Regional leaders appear to be anxious about Sunday's presidential election, even though the outcome is all but set in stone. Perhaps it is because their jobs are on the line.

The Kremlin has asked governors to deliver voter turnout at least 65 percent, Moscow Times Staff Writer Francesca Mereu reported in Friday's issue. If the turnout is too low, election officials are ready to stuff ballot boxes with absentee ballots.

The Kremlin and regional authorities have denied plans to maximize turnout. But a senior election official and voters themselves said people have been pressured to cast absentee ballots at their workplaces or schools, thus allowing employers and professors to make sure that they vote.

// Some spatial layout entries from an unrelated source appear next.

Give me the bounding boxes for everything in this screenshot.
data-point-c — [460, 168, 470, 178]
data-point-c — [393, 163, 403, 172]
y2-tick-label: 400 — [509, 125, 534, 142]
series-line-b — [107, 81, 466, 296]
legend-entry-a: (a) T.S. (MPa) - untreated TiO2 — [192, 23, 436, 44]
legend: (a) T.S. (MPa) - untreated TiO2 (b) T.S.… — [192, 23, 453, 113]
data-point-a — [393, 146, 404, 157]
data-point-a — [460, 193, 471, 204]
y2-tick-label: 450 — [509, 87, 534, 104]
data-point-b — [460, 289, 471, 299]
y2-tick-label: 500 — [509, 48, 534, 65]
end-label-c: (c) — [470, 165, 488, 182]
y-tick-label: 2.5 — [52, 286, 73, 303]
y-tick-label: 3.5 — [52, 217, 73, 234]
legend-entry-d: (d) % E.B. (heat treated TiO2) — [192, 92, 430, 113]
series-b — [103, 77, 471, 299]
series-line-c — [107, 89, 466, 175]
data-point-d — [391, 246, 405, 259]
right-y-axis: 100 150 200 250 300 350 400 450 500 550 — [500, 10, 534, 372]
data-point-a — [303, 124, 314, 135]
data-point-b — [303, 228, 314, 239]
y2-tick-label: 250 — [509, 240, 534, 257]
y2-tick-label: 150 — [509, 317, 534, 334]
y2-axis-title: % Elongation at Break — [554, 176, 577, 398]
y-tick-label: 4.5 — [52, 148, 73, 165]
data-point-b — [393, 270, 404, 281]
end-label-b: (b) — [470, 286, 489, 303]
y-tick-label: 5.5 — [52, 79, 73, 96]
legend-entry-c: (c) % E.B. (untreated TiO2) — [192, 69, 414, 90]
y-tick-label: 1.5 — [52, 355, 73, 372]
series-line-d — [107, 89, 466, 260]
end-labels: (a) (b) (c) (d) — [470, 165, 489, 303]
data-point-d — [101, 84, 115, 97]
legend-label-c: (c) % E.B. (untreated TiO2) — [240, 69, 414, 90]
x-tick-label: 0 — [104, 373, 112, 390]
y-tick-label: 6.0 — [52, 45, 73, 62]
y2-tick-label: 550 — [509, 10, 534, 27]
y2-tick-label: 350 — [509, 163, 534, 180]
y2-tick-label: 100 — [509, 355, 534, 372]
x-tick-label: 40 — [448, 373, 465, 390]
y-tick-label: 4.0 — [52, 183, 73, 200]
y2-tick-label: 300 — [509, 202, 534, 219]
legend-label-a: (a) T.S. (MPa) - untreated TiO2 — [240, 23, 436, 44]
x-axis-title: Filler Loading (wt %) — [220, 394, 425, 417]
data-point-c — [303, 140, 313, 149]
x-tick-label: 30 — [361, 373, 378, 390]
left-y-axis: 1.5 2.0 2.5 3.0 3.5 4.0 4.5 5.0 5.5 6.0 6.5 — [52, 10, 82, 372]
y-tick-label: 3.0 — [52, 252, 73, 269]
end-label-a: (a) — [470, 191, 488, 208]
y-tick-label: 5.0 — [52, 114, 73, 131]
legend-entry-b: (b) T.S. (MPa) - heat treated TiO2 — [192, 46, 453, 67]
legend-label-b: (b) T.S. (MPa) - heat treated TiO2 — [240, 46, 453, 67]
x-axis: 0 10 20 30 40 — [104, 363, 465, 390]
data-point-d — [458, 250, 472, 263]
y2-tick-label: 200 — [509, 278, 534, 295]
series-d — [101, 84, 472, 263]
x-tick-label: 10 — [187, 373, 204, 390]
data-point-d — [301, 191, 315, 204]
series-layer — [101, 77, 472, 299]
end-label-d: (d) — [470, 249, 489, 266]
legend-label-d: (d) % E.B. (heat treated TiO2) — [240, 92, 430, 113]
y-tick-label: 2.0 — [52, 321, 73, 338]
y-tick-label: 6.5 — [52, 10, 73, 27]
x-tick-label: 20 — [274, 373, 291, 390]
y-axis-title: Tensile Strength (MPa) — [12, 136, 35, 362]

What Kremlin proponents of sovereign democracy are seeking is the legitimacy that a high turnout would give to Dmitry Medvedev's victory. Anything less would cast a shadow over his win, they think.

What the Kremlin officials are forgetting is that the election will be questionable regardless of the outcome, with real opposition candidates denied the right to run and state-controlled media heavily biased in its campaign coverage.

Moreover, regional officials appear to be unaware that even Putin and his anointed heir have stopped pretending that the election is a real contest. For example, Putin used a summit of the Commonwealth of Independent States last Friday to introduce Medvedev to the leaders of the other former Soviet republics. To circumvent protocol that a president must be flanked by his prime minister, if anyone, Friday's summit was designated as informal, and Medvedev took his place beside the president. Putin spoke as if Medvedev had already won. "We should not have and we will not have any revolutionary changes, specifically because Dmitry Anatolyevich [Medvedev] is a co-author of the [CIS] policy," Putin said.

In another break in protocol, Medvedev spoke for almost as long as Putin about his plans "if I win the election."

So why are governors scrambling to increase turnout? Perhaps part of governors' job description is to deliver votes and fulfill other Kremlin assignments that maintain the illusion that Russia is a democracy, leaving the Kremlin leadership to enjoy the benefits of this game of pretend without actually having to pretend.

Governors know what might happen if they fail to deliver. Smolensk Governor Viktor Maslov and Yaroslavl Governor Anatoly Lisitsyn had to step down after their regions posted lackluster results in the State Duma elections in December.

If the current trend continues, then one day the Kremlin will not even have to issue tacit orders on elections. Governors will scramble to fulfill whatever results are projected by opinion polls, especially those conducted by state-owned pollsters.

Perhaps this is the ultimate outcome that the Kremlin is seeking in Sunday's election.